Dalam surat seruan kemanusiaan tertanggal 10 Agustus 2006, ketiga tokoh agama Sulawesi Utara, masing masing Uskup Manado yang sekaligus membawahi wilayah pelayanan Sulawesi Utara dan Tengah Mgr Joseph Suwatan, Ketua Mejelis Ulama Indonesia Sulawesi Utara KH Arifin Asegaf dan President of Asia Fellowship of Mission 21 Partner Churches Dr Nico Gara menyampaikan lima seruan.

Mereka menyatakan, hak untuk hidup adalah hak yang asasi, yang tidak dapat dirampas oleh siapapun juga sebagaimana dijamin dalam konvensi dunia tentang hak asasi manusia dan harus pula dijamin dalam Undang-Undang Republik Indonesia serta diakui dalam tatanan hidup bermasyarakat dalam Negara Republik Indonesia yang ber-Pancasila dan ber-Undang-Undang Dasar 1945.

Menurut mereka, pelaksanaan hukuman mati kepada ketiga Tibo Cs belum berkeadilan karena belum didapati kebenaran materiil, antara lain tidak dipertimbangkannya novum dalam sidang PK yang dilaksanakan oleh Tim Lima Hakim Agung pada tanggal 9 Mei 2006, dan lebih sungguh tidak masuk akal menuduh Tibo cs menyerang kompleks Moengko, yang notabene adalah kompleks peribadatannya sendiri. Demikian juga tempat sekolah dan asrama anak-anak mereka sendiri.

Dengan demikian sekurang-kurangnya materi tuduhan tentang peristiwa di kompleks Moengko pada tanggal 23 Mei 2000, pasti tidak benar. Dengan ini menyatakan menolak pelaksanaan hukuman mati Tibo cs yang diyakini belum berkeadilan dan belum didapati kebenaran materiil. Karena itu ketiganya menghimbau agar pelaksanaan hukuman mati, hendaknya menunggu kepastian penyelesaian RUU KUHP yang baru, yang pada saat ini sedang dalam penyelesaian oleh para wakil rakyat di DPR.

Mereka berpendapat, kesalahan dalam mengeksekusi mati nyawa atau hidup seseorang, yang merupakan anugerah dari Tuhan Yang Maha Esa, akan membawa dampak kepada citra pengadilan dan penegakan hukum serta nama baik baik Bangsa Indonesia dan bangsa-bangsa.
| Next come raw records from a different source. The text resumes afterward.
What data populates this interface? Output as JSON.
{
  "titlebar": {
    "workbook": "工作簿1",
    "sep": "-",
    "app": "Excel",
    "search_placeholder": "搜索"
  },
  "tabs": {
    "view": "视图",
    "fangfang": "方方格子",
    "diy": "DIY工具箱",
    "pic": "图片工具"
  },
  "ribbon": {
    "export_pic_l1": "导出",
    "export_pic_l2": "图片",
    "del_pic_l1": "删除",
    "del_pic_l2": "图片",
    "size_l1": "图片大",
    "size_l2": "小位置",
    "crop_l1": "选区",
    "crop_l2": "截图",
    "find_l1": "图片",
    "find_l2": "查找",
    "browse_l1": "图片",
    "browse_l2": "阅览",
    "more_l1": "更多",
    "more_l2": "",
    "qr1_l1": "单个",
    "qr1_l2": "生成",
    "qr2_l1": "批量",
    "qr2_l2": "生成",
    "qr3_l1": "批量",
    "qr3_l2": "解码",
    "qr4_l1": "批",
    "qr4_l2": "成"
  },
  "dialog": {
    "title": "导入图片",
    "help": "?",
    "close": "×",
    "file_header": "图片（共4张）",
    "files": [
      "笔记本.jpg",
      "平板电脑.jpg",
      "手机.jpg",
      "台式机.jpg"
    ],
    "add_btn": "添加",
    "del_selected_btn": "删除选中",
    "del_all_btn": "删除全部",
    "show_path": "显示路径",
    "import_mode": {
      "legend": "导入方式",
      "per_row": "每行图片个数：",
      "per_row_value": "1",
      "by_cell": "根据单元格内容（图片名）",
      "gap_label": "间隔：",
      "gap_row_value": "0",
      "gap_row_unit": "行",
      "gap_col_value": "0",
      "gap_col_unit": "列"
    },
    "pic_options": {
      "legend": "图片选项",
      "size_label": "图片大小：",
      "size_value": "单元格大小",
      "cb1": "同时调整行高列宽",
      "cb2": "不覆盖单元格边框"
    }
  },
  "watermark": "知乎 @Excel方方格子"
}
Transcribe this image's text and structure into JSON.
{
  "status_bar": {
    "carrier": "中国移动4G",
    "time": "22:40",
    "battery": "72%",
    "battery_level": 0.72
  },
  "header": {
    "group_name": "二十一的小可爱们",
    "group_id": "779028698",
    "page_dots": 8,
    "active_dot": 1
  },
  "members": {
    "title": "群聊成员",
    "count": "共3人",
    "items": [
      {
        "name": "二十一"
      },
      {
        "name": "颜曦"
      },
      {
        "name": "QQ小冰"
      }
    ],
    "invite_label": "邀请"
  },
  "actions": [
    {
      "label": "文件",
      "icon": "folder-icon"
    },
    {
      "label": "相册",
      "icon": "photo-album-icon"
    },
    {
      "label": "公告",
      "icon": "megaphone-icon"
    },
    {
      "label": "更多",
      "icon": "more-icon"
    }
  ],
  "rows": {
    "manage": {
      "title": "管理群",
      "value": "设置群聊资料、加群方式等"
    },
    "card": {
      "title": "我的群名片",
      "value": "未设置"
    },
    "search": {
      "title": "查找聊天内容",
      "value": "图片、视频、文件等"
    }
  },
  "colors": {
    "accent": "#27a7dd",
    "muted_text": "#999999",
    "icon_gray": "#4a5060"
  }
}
Ketua Komisi I DPR RI Theo L Sambuaga menjawab wartawan di Manado tentang eksekusi mati Tibo, Marinus dan Dominggus mengatakan, semestinya pemerintah demi pertimbangan kemanusiaan mempertimbangkan kembali permohonan grasi kedua yang disampaikan Tim Pengacara Tibo Cs. Alasan lainnya, menurut Theo karena sejak putusan pengadilan itu jatuh, banyak sekali faktor kontroversi yang bermunculan dan belum dipertimbangkan.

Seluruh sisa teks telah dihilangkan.